Women on the Verge: Lipsky’s Overwrought Portrait of Dysfunction
Those having experienced the independent cinema styling of Jeff Lipsky won’t be surprised by the end product of his latest overblown cascade of maudlin litanies in Mad Women. A forced provocation ruinously scored by an endless patter of affected, hopelessly insincere bits of dialogue, the ineptitude is exacerbated by this being Lipsky’s sixth feature, and yet this production bears the same marks of amateurism as his previous endeavors. Shrill, annoying, and as graceful to observe as a symphony of tapered fingernails viciously excoriating a football field sized chalk board, the end result features overly rehearsed actors floundering through endless, exaggerated monologues.
Nevada Smith (Katie Lynn Stokes) is the product of a seemingly affluent environment. Residing in the privileged community known as Iris Glen, she is the second of three children belonging to her dentist father Richard (Reed Birney) and mother Harper (Christina Starbuck). We gather bits and pieces about the considerable dysfunction in their family, beginning with Harper’s run for office following a scandalous prison sentence where she was caught up in a murder plot to assassinate a man targeting abortion doctors. Harper has grand plans for Iris Glen, and as we learn of her aspirations to bulldoze cemeteries to make space for the living and eventually call for the secession of their area from the rest of the nation, we catch other glimpses of their family. Father Richard is eventually charged with statutory rape. Consuming LSD with Harper at a John Fogerty concert, he locked himself in the men’s bathroom and amidst spray painting a mural on the floor has his way with a sixteen year old female, an act that haunts him. With her parents attempting to navigate through these problems, dad goes to prison and Nevada isn’t sure where she fits in anymore. Her youngest sister died tragically as a child, while her elder sister joined Doctors Without Borders and is only available via Skype. Eventually, Nevada develops an unhealthy relationship with her mother around the same time a secret admirer, Otto (Eli Percy), makes his presence known.
Despite utilizing different cinematographers on each of his features, the technical proficiency retains the same prominently puttering, stagey pallor, thanks in part for Lipsky’s insistence on barging in on his characters in such a way it seems evident actors were just standing around, jumping immediately into the ‘take.’ Mad Women is no exception, with Valentina Caniglia taking credit for tiresome framing.
We jump back and forth through Nevada’s (who shares a name with a late 1960’s Steve McQueen character) increasingly troubled familial history, continually returning to the family’s high point where her mother gives a grandiloquent speech in her bid for political office. Actress Kelsey Lynn Stokes may take center stage, but it’s a risibly thankless role, thanks mostly to Lipsky’s infantile monologues.
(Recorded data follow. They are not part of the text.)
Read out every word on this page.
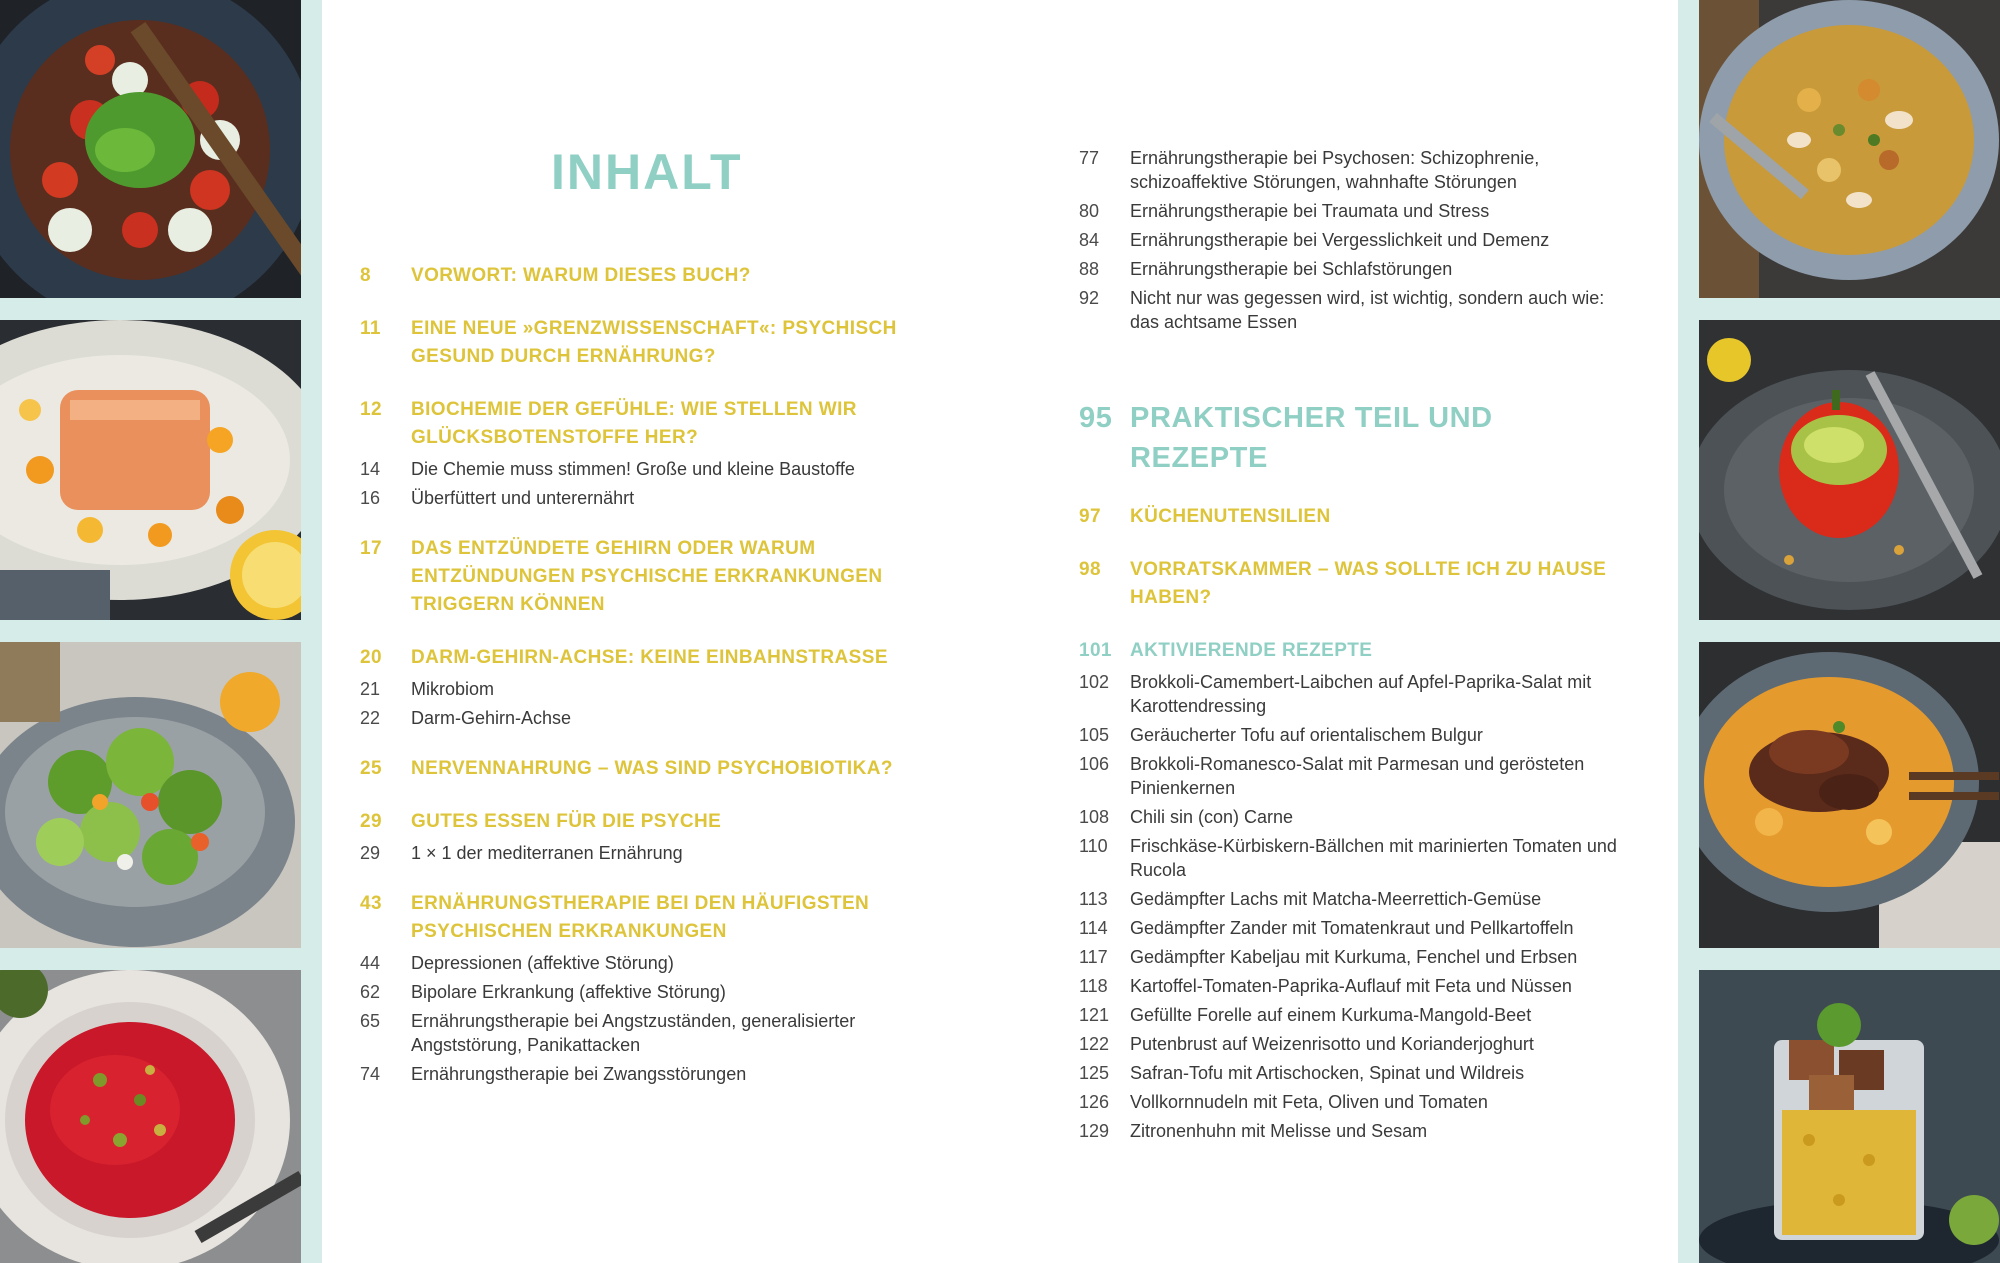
INHALT
8	VORWORT: WARUM DIESES BUCH?
11	EINE NEUE »GRENZWISSENSCHAFT«: PSYCHISCH GESUND DURCH ERNÄHRUNG?
12	BIOCHEMIE DER GEFÜHLE: WIE STELLEN WIR GLÜCKSBOTENSTOFFE HER?
14	Die Chemie muss stimmen! Große und kleine Baustoffe
16	Überfüttert und unterernährt
17	DAS ENTZÜNDETE GEHIRN ODER WARUM ENTZÜNDUNGEN PSYCHISCHE ERKRANKUNGEN TRIGGERN KÖNNEN
20	DARM-GEHIRN-ACHSE: KEINE EINBAHNSTRASSE
21	Mikrobiom
22	Darm-Gehirn-Achse
25	NERVENNAHRUNG – WAS SIND PSYCHOBIOTIKA?
29	GUTES ESSEN FÜR DIE PSYCHE
29	1 × 1 der mediterranen Ernährung
43	ERNÄHRUNGSTHERAPIE BEI DEN HÄUFIGSTEN PSYCHISCHEN ERKRANKUNGEN
44	Depressionen (affektive Störung)
62	Bipolare Erkrankung (affektive Störung)
65	Ernährungstherapie bei Angstzuständen, generalisierter Angststörung, Panikattacken
74	Ernährungstherapie bei Zwangsstörungen
77	Ernährungstherapie bei Psychosen: Schizophrenie, schizoaffektive Störungen, wahnhafte Störungen
80	Ernährungstherapie bei Traumata und Stress
84	Ernährungstherapie bei Vergesslichkeit und Demenz
88	Ernährungstherapie bei Schlafstörungen
92	Nicht nur was gegessen wird, ist wichtig, sondern auch wie: das achtsame Essen
95 PRAKTISCHER TEIL UND REZEPTE
97	KÜCHENUTENSILIEN
98	VORRATSKAMMER – WAS SOLLTE ICH ZU HAUSE HABEN?
101 AKTIVIERENDE REZEPTE
102	Brokkoli-Camembert-Laibchen auf Apfel-Paprika-Salat mit Karottendressing
105	Geräucherter Tofu auf orientalischem Bulgur
106	Brokkoli-Romanesco-Salat mit Parmesan und gerösteten Pinienkernen
108	Chili sin (con) Carne
110	Frischkäse-Kürbiskern-Bällchen mit marinierten Tomaten und Rucola
113	Gedämpfter Lachs mit Matcha-Meerrettich-Gemüse
114	Gedämpfter Zander mit Tomatenkraut und Pellkartoffeln
117	Gedämpfter Kabeljau mit Kurkuma, Fenchel und Erbsen
118	Kartoffel-Tomaten-Paprika-Auflauf mit Feta und Nüssen
121	Gefüllte Forelle auf einem Kurkuma-Mangold-Beet
122	Putenbrust auf Weizenrisotto und Korianderjoghurt
125	Safran-Tofu mit Artischocken, Spinat und Wildreis
126	Vollkornnudeln mit Feta, Oliven und Tomaten
129	Zitronenhuhn mit Melisse und Sesam
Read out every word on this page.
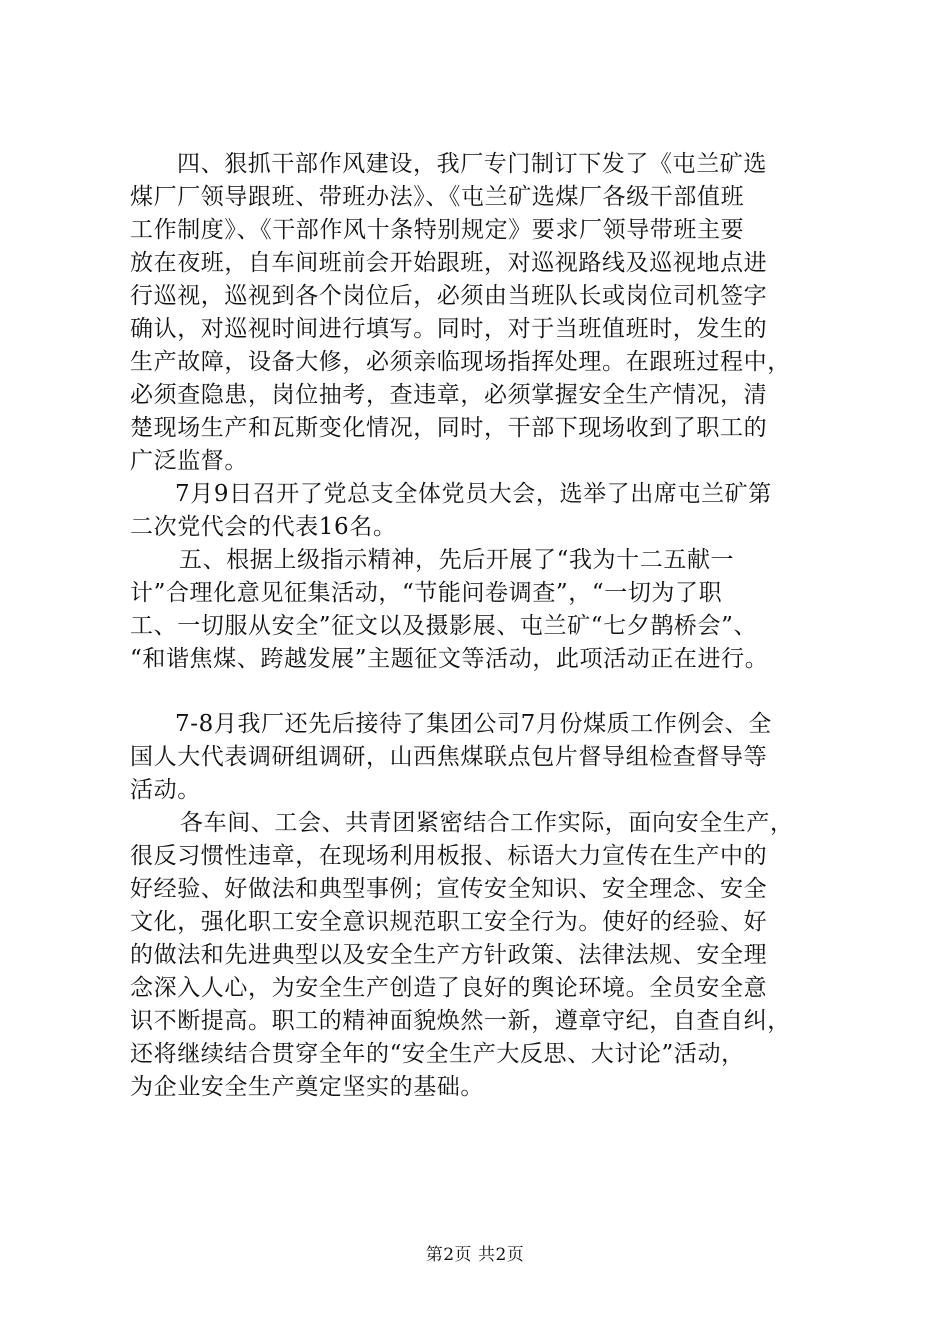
四、狠抓干部作风建设，我厂专门制订下发了《屯兰矿选
煤厂厂领导跟班、带班办法》、《屯兰矿选煤厂各级干部值班
工作制度》、《干部作风十条特别规定》要求厂领导带班主要
放在夜班，自车间班前会开始跟班，对巡视路线及巡视地点进
行巡视，巡视到各个岗位后，必须由当班队长或岗位司机签字
确认，对巡视时间进行填写。同时，对于当班值班时，发生的
生产故障，设备大修，必须亲临现场指挥处理。在跟班过程中，
必须查隐患，岗位抽考，查违章，必须掌握安全生产情况，清
楚现场生产和瓦斯变化情况，同时，干部下现场收到了职工的
广泛监督。
7月9日召开了党总支全体党员大会，选举了出席屯兰矿第
二次党代会的代表16名。
五、根据上级指示精神，先后开展了“我为十二五献一
计”合理化意见征集活动，“节能问卷调查”，“一切为了职
工、一切服从安全”征文以及摄影展、屯兰矿“七夕鹊桥会”、
“和谐焦煤、跨越发展”主题征文等活动，此项活动正在进行。
7-8月我厂还先后接待了集团公司7月份煤质工作例会、全
国人大代表调研组调研，山西焦煤联点包片督导组检查督导等
活动。
各车间、工会、共青团紧密结合工作实际，面向安全生产，
很反习惯性违章，在现场利用板报、标语大力宣传在生产中的
好经验、好做法和典型事例；宣传安全知识、安全理念、安全
文化，强化职工安全意识规范职工安全行为。使好的经验、好
的做法和先进典型以及安全生产方针政策、法律法规、安全理
念深入人心，为安全生产创造了良好的舆论环境。全员安全意
识不断提高。职工的精神面貌焕然一新，遵章守纪，自查自纠，
还将继续结合贯穿全年的“安全生产大反思、大讨论”活动，
为企业安全生产奠定坚实的基础。
第2页 共2页
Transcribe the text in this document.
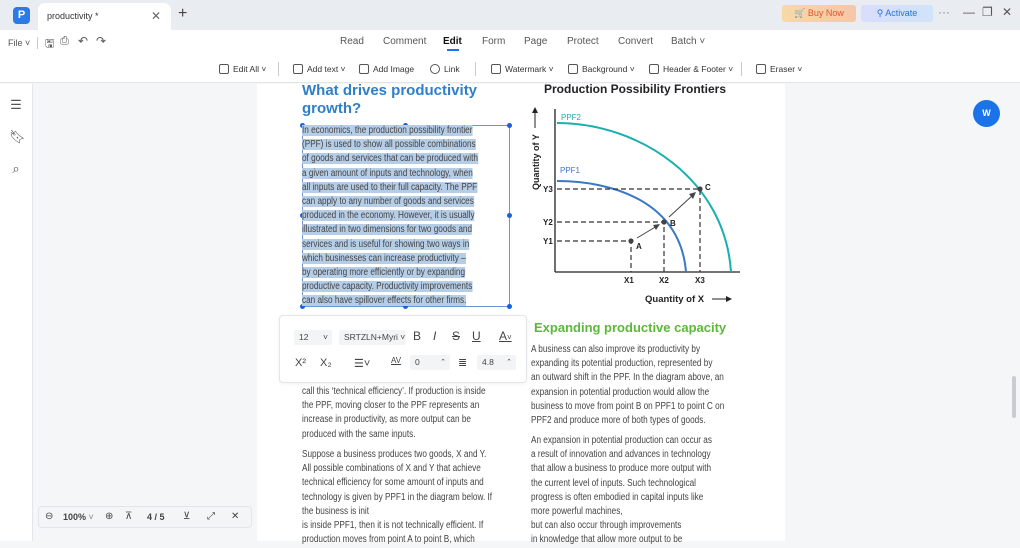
P	productivity *	✕ +	🛒 Buy Now	⚲ Activate	··· — ❐ ✕
File ˅ 🖫 ⎙ ↶ ↷	Read Comment Edit Form Page Protect Convert Batch ˅
Edit All ˅	Add text ˅	Add Image	Link	Watermark ˅	Background ˅	Header & Footer ˅	Eraser ˅
☰
🔖︎
⌕
What drives productivity
growth?
In economics, the production possibility frontier
(PPF) is used to show all possible combinations
of goods and services that can be produced with
a given amount of inputs and technology, when
all inputs are used to their full capacity. The PPF
can apply to any number of goods and services
produced in the economy. However, it is usually
illustrated in two dimensions for two goods and
services and is useful for showing two ways in
which businesses can increase productivity –
by operating more efficiently or by expanding
productive capacity. Productivity improvements
can also have spillover effects for other firms.
call this ‘technical efficiency’. If production is inside
the PPF, moving closer to the PPF represents an
increase in productivity, as more output can be
produced with the same inputs.
Suppose a business produces two goods, X and Y.
All possible combinations of X and Y that achieve
technical efficiency for some amount of inputs and
technology is given by PPF1 in the diagram below. If
the business is init
is inside PPF1, then it is not technically efficient. If
production moves from point A to point B, which
Expanding productive capacity
A business can also improve its productivity by
expanding its potential production, represented by
an outward shift in the PPF. In the diagram above, an
expansion in potential production would allow the
business to move from point B on PPF1 to point C on
PPF2 and produce more of both types of goods.
An expansion in potential production can occur as
a result of innovation and advances in technology
that allow a business to produce more output with
the current level of inputs. Such technological
progress is often embodied in capital inputs like
more powerful machines,
but can also occur through improvements
in knowledge that allow more output to be
Production Possibility Frontiers
Quantity of Y
Quantity of X
PPF2
PPF1
Y3
Y2
Y1
X1	X2	X3
A
B
C
12 ˅	SRTZLN+Myri ˅ B I S U A˅
X² X₂ ☰˅	AV	0	⌃ ≣	4.8 ⌃
⊖ 100% ˅ ⊕ ⊼ 4 / 5 ⊻ ⤢ ✕
W
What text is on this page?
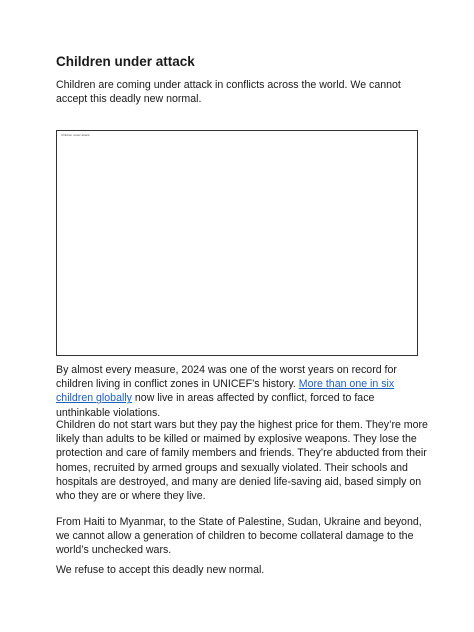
Children under attack

Children are coming under attack in conflicts across the world. We cannot accept this deadly new normal.

Children under attack

By almost every measure, 2024 was one of the worst years on record for children living in conflict zones in UNICEF’s history. More than one in six children globally now live in areas affected by conflict, forced to face unthinkable violations.

Children do not start wars but they pay the highest price for them. They’re more likely than adults to be killed or maimed by explosive weapons. They lose the protection and care of family members and friends. They’re abducted from their homes, recruited by armed groups and sexually violated. Their schools and hospitals are destroyed, and many are denied life-saving aid, based simply on who they are or where they live.

From Haiti to Myanmar, to the State of Palestine, Sudan, Ukraine and beyond, we cannot allow a generation of children to become collateral damage to the world’s unchecked wars.

We refuse to accept this deadly new normal.
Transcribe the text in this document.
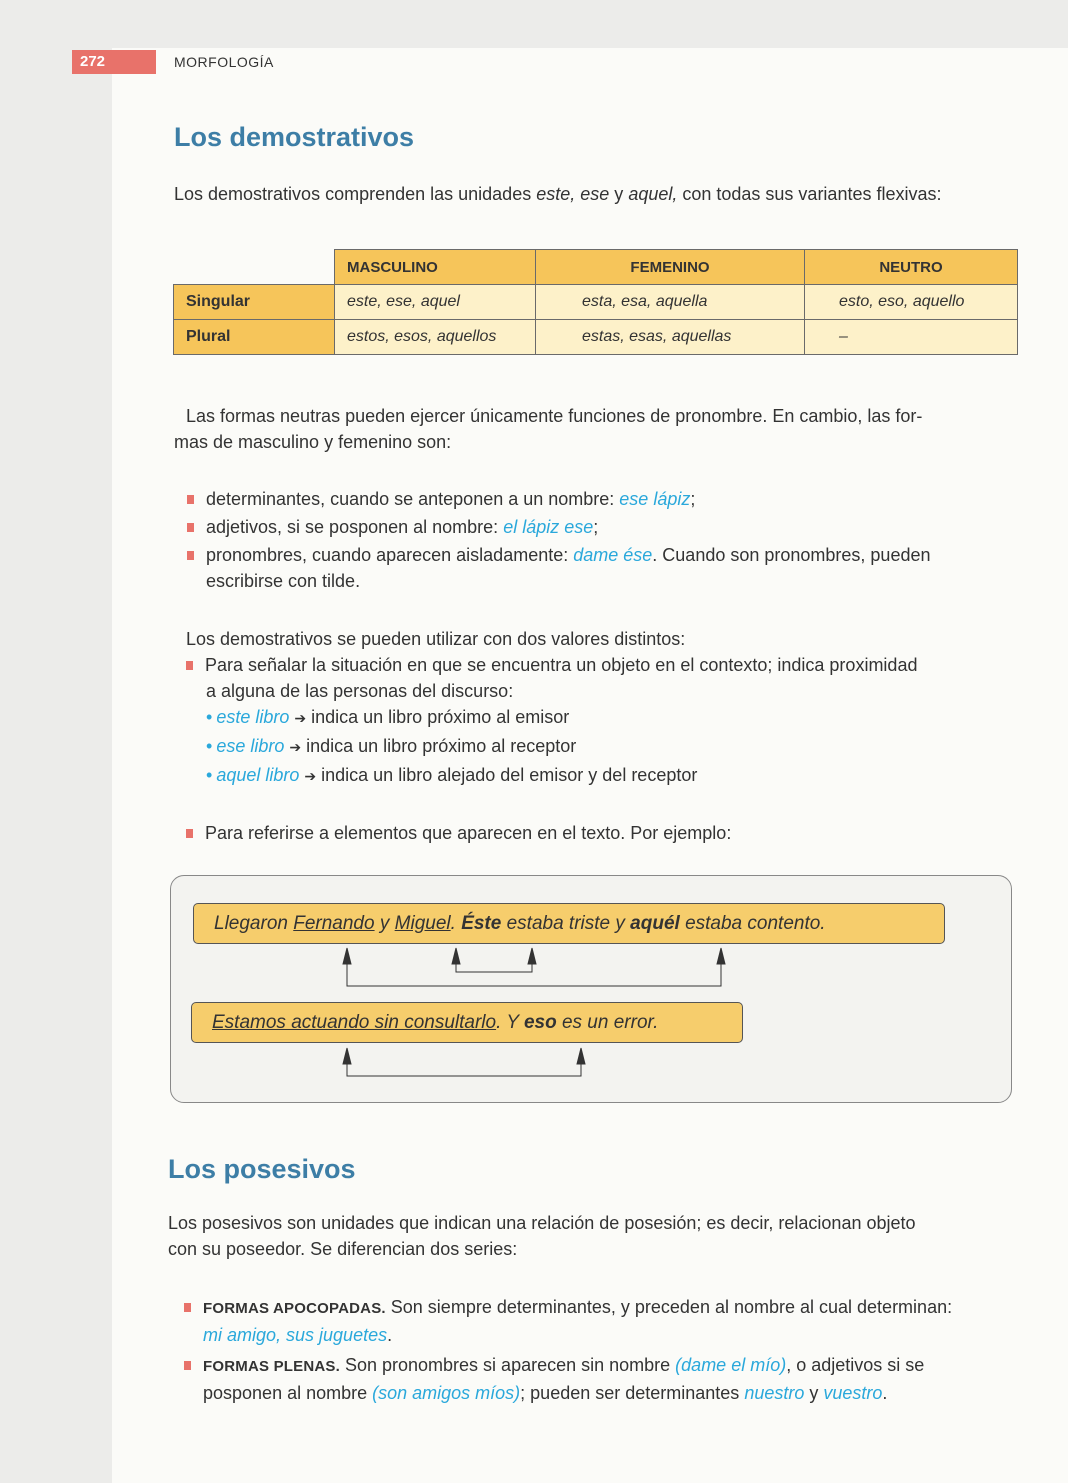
272	MORFOLOGÍA
Los demostrativos
Los demostrativos comprenden las unidades este, ese y aquel, con todas sus variantes flexivas:
	MASCULINO	FEMENINO	NEUTRO
Singular	este, ese, aquel	esta, esa, aquella	esto, eso, aquello
Plural	estos, esos, aquellos	estas, esas, aquellas	–
Las formas neutras pueden ejercer únicamente funciones de pronombre. En cambio, las for-
mas de masculino y femenino son:
determinantes, cuando se anteponen a un nombre: ese lápiz;
adjetivos, si se posponen al nombre: el lápiz ese;
pronombres, cuando aparecen aisladamente: dame ése. Cuando son pronombres, pueden
escribirse con tilde.
Los demostrativos se pueden utilizar con dos valores distintos:
Para señalar la situación en que se encuentra un objeto en el contexto; indica proximidad
a alguna de las personas del discurso:
• este libro ➔ indica un libro próximo al emisor
• ese libro ➔ indica un libro próximo al receptor
• aquel libro ➔ indica un libro alejado del emisor y del receptor
Para referirse a elementos que aparecen en el texto. Por ejemplo:
Llegaron Fernando y Miguel. Éste estaba triste y aquél estaba contento.
Estamos actuando sin consultarlo. Y eso es un error.
Los posesivos
Los posesivos son unidades que indican una relación de posesión; es decir, relacionan objeto
con su poseedor. Se diferencian dos series:
FORMAS APOCOPADAS. Son siempre determinantes, y preceden al nombre al cual determinan:
mi amigo, sus juguetes.
FORMAS PLENAS. Son pronombres si aparecen sin nombre (dame el mío), o adjetivos si se
posponen al nombre (son amigos míos); pueden ser determinantes nuestro y vuestro.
At the film’s delirious height of outrageousness, Nevada must explain to her boyfriend Otto she’s been concurrently engaged in an incestuous relationship with her mother, as we’re treated to a wildly uncomfortable visual sequence to prove everyone’s seriousness. While there may be certain perverse glee to be attained, Lipsky’s heavy-handedness crashes through a scenario requiring an expert balance to succeed. Nevada explains to a confidante she searched for ‘hours’ at the public library on the internet for a ‘positive, healthy’ example of a sexual relationship between a mother and daughter.”This nugget is one of many eye-rollers, as nearly every monologue Stokes ‘acts’ through contains such leaden nuance (“I’m obsessed with palindromes!”). The style recalls the soft, whispery diatribes utterbed by ingénues featured in Atom Egoyan films, lisping through patches of enlightened observations in their relation to the narrative.
Accomplished cast members such as Reed Birney (his credit in House of Cards dominates the film’s marketing materials) are as equally stilted as lesser knowns, though the continual return to Harper’s discordant political speech is not an appealing sketch for actress Christina Starbuck. With a running time eclipsing two hours, Mad Women is a conflagrant bit of ostentatious filmmaking, featuring ideas concerning identity and dysfunction stillborn in Lipsky’s celluloid resin.